Recovery takes almost 8 minutes even if current retry duration is 5 minutes.
Updated by Neha Ojha over 2 years ago
Myoungwon Oh wrote:
I think this is the same issue as https://tracker.ceph.com/issues/52872.
Recovery takes almost 8 minutes even if current retry duration is 5 minutes.

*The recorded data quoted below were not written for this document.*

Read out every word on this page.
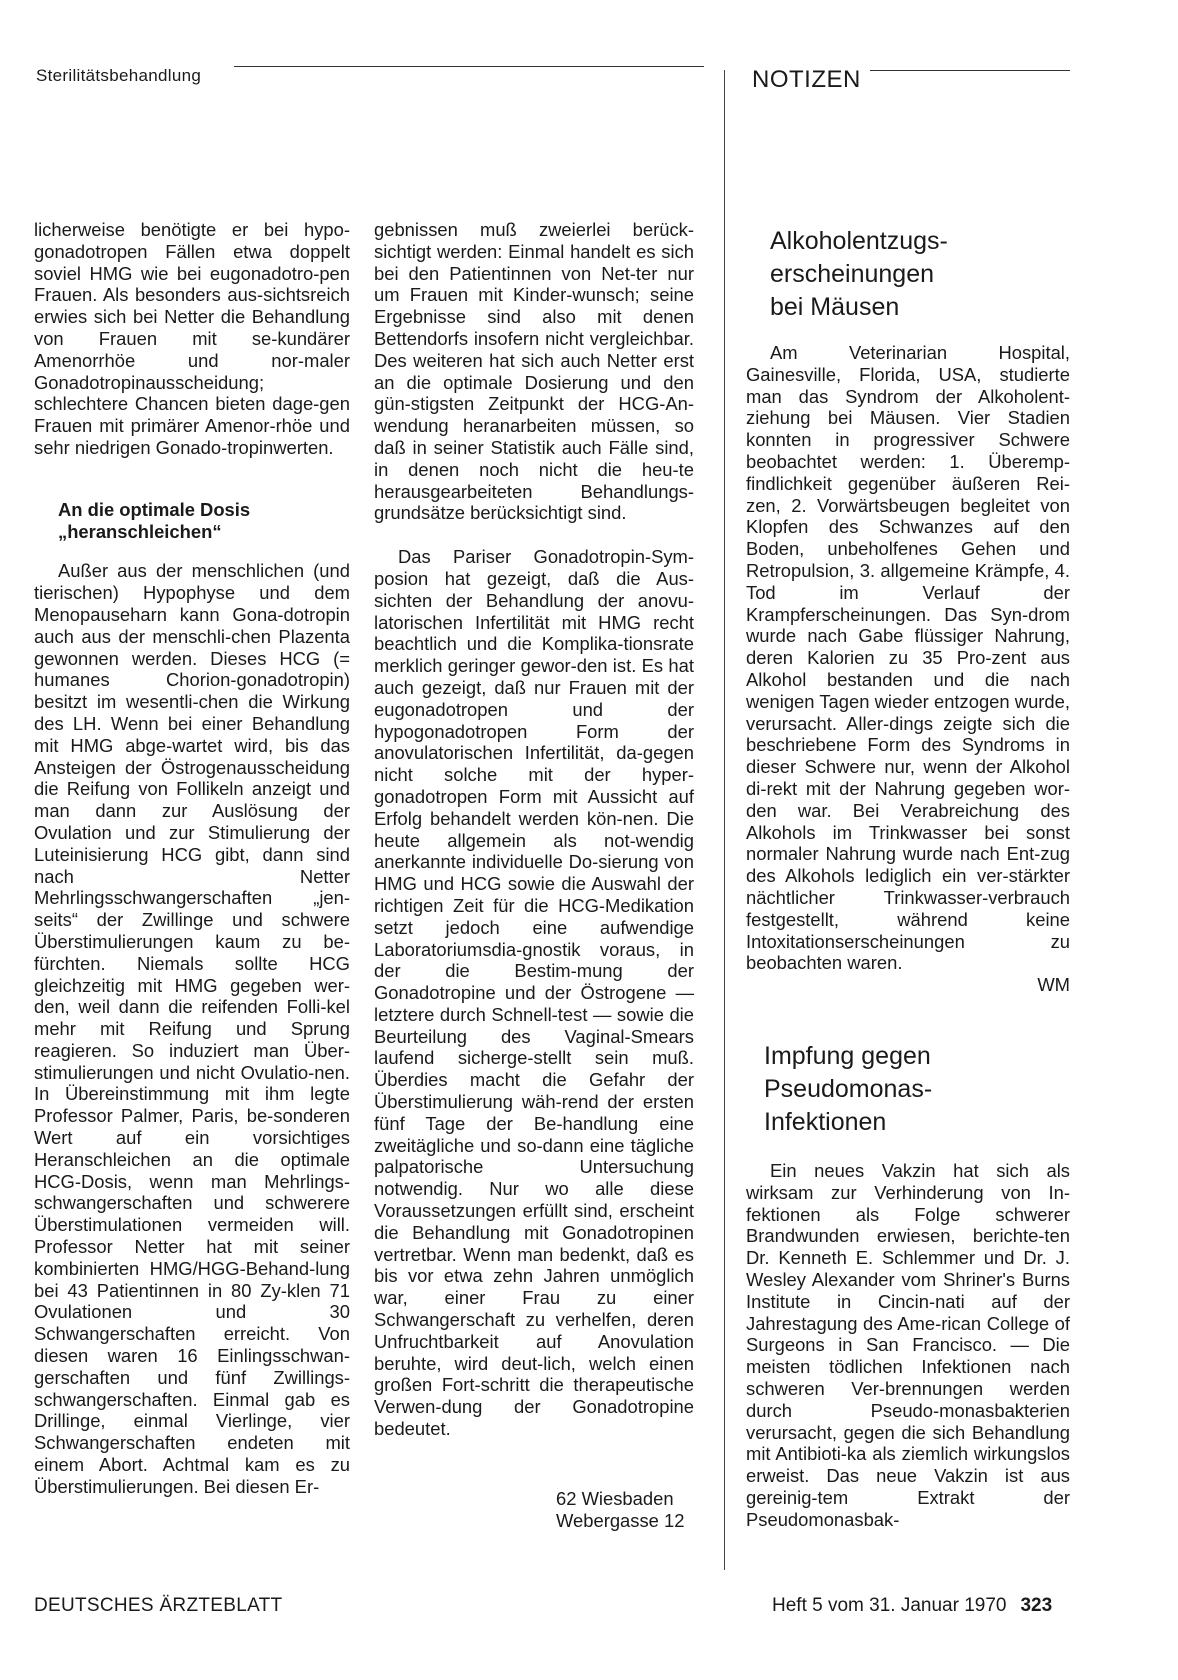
Sterilitätsbehandlung	NOTIZEN

licherweise benötigte er bei hypo-gonadotropen Fällen etwa doppelt soviel HMG wie bei eugonadotro-pen Frauen. Als besonders aus-sichtsreich erwies sich bei Netter die Behandlung von Frauen mit se-kundärer Amenorrhöe und nor-maler Gonadotropinausscheidung; schlechtere Chancen bieten dage-gen Frauen mit primärer Amenor-rhöe und sehr niedrigen Gonado-tropinwerten.

An die optimale Dosis
„heranschleichen“

Außer aus der menschlichen (und tierischen) Hypophyse und dem Menopauseharn kann Gona-dotropin auch aus der menschli-chen Plazenta gewonnen werden. Dieses HCG (= humanes Chorion-gonadotropin) besitzt im wesentli-chen die Wirkung des LH. Wenn bei einer Behandlung mit HMG abge-wartet wird, bis das Ansteigen der Östrogenausscheidung die Reifung von Follikeln anzeigt und man dann zur Auslösung der Ovulation und zur Stimulierung der Luteinisierung HCG gibt, dann sind nach Netter Mehrlingsschwangerschaften „jen-seits“ der Zwillinge und schwere Überstimulierungen kaum zu be-fürchten. Niemals sollte HCG gleichzeitig mit HMG gegeben wer-den, weil dann die reifenden Folli-kel mehr mit Reifung und Sprung reagieren. So induziert man Über-stimulierungen und nicht Ovulatio-nen. In Übereinstimmung mit ihm legte Professor Palmer, Paris, be-sonderen Wert auf ein vorsichtiges Heranschleichen an die optimale HCG-Dosis, wenn man Mehrlings-schwangerschaften und schwerere Überstimulationen vermeiden will. Professor Netter hat mit seiner kombinierten HMG/HGG-Behand-lung bei 43 Patientinnen in 80 Zy-klen 71 Ovulationen und 30 Schwangerschaften erreicht. Von diesen waren 16 Einlingsschwan-gerschaften und fünf Zwillings-schwangerschaften. Einmal gab es Drillinge, einmal Vierlinge, vier Schwangerschaften endeten mit einem Abort. Achtmal kam es zu Überstimulierungen. Bei diesen Er-

gebnissen muß zweierlei berück-sichtigt werden: Einmal handelt es sich bei den Patientinnen von Net-ter nur um Frauen mit Kinder-wunsch; seine Ergebnisse sind also mit denen Bettendorfs insofern nicht vergleichbar. Des weiteren hat sich auch Netter erst an die optimale Dosierung und den gün-stigsten Zeitpunkt der HCG-An-wendung heranarbeiten müssen, so daß in seiner Statistik auch Fälle sind, in denen noch nicht die heu-te herausgearbeiteten Behandlungs-grundsätze berücksichtigt sind.

Das Pariser Gonadotropin-Sym-posion hat gezeigt, daß die Aus-sichten der Behandlung der anovu-latorischen Infertilität mit HMG recht beachtlich und die Komplika-tionsrate merklich geringer gewor-den ist. Es hat auch gezeigt, daß nur Frauen mit der eugonadotropen und der hypogonadotropen Form der anovulatorischen Infertilität, da-gegen nicht solche mit der hyper-gonadotropen Form mit Aussicht auf Erfolg behandelt werden kön-nen. Die heute allgemein als not-wendig anerkannte individuelle Do-sierung von HMG und HCG sowie die Auswahl der richtigen Zeit für die HCG-Medikation setzt jedoch eine aufwendige Laboratoriumsdia-gnostik voraus, in der die Bestim-mung der Gonadotropine und der Östrogene — letztere durch Schnell-test — sowie die Beurteilung des Vaginal-Smears laufend sicherge-stellt sein muß. Überdies macht die Gefahr der Überstimulierung wäh-rend der ersten fünf Tage der Be-handlung eine zweitägliche und so-dann eine tägliche palpatorische Untersuchung notwendig. Nur wo alle diese Voraussetzungen erfüllt sind, erscheint die Behandlung mit Gonadotropinen vertretbar. Wenn man bedenkt, daß es bis vor etwa zehn Jahren unmöglich war, einer Frau zu einer Schwangerschaft zu verhelfen, deren Unfruchtbarkeit auf Anovulation beruhte, wird deut-lich, welch einen großen Fort-schritt die therapeutische Verwen-dung der Gonadotropine bedeutet.

62 Wiesbaden
Webergasse 12
Alkoholentzugs-
erscheinungen
bei Mäusen

Am Veterinarian Hospital, Gainesville, Florida, USA, studierte man das Syndrom der Alkoholent-ziehung bei Mäusen. Vier Stadien konnten in progressiver Schwere beobachtet werden: 1. Überemp-findlichkeit gegenüber äußeren Rei-zen, 2. Vorwärtsbeugen begleitet von Klopfen des Schwanzes auf den Boden, unbeholfenes Gehen und Retropulsion, 3. allgemeine Krämpfe, 4. Tod im Verlauf der Krampferscheinungen. Das Syn-drom wurde nach Gabe flüssiger Nahrung, deren Kalorien zu 35 Pro-zent aus Alkohol bestanden und die nach wenigen Tagen wieder entzogen wurde, verursacht. Aller-dings zeigte sich die beschriebene Form des Syndroms in dieser Schwere nur, wenn der Alkohol di-rekt mit der Nahrung gegeben wor-den war. Bei Verabreichung des Alkohols im Trinkwasser bei sonst normaler Nahrung wurde nach Ent-zug des Alkohols lediglich ein ver-stärkter nächtlicher Trinkwasser-verbrauch festgestellt, während keine Intoxitationserscheinungen zu beobachten waren.

WM

Impfung gegen
Pseudomonas-
Infektionen

Ein neues Vakzin hat sich als wirksam zur Verhinderung von In-fektionen als Folge schwerer Brandwunden erwiesen, berichte-ten Dr. Kenneth E. Schlemmer und Dr. J. Wesley Alexander vom Shriner's Burns Institute in Cincin-nati auf der Jahrestagung des Ame-rican College of Surgeons in San Francisco. — Die meisten tödlichen Infektionen nach schweren Ver-brennungen werden durch Pseudo-monasbakterien verursacht, gegen die sich Behandlung mit Antibioti-ka als ziemlich wirkungslos erweist. Das neue Vakzin ist aus gereinig-tem Extrakt der Pseudomonasbak-

DEUTSCHES ÄRZTEBLATT	Heft 5 vom 31. Januar 1970 323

Any idea why the recovery time keeps increasing, in https://github.com/ceph/ceph/pull/43493 you mentioned 6 minutes. And how do we make sure that increase in retry duration is enough?
Updated by Neha Ojha over 2 years ago
- Related to Bug #52872: LibRadosTwoPoolsPP.ManifestSnapRefcount Failure. added
Updated by Myoungwon Oh over 2 years ago
Calculating reference count on manifest snapshotted object requires correct refcount information. So, current unittests wait for the recovery if the object is degraded. I don't have an idea to remove retry timeout here because recovery time differs in the cluster state. Let me think about it.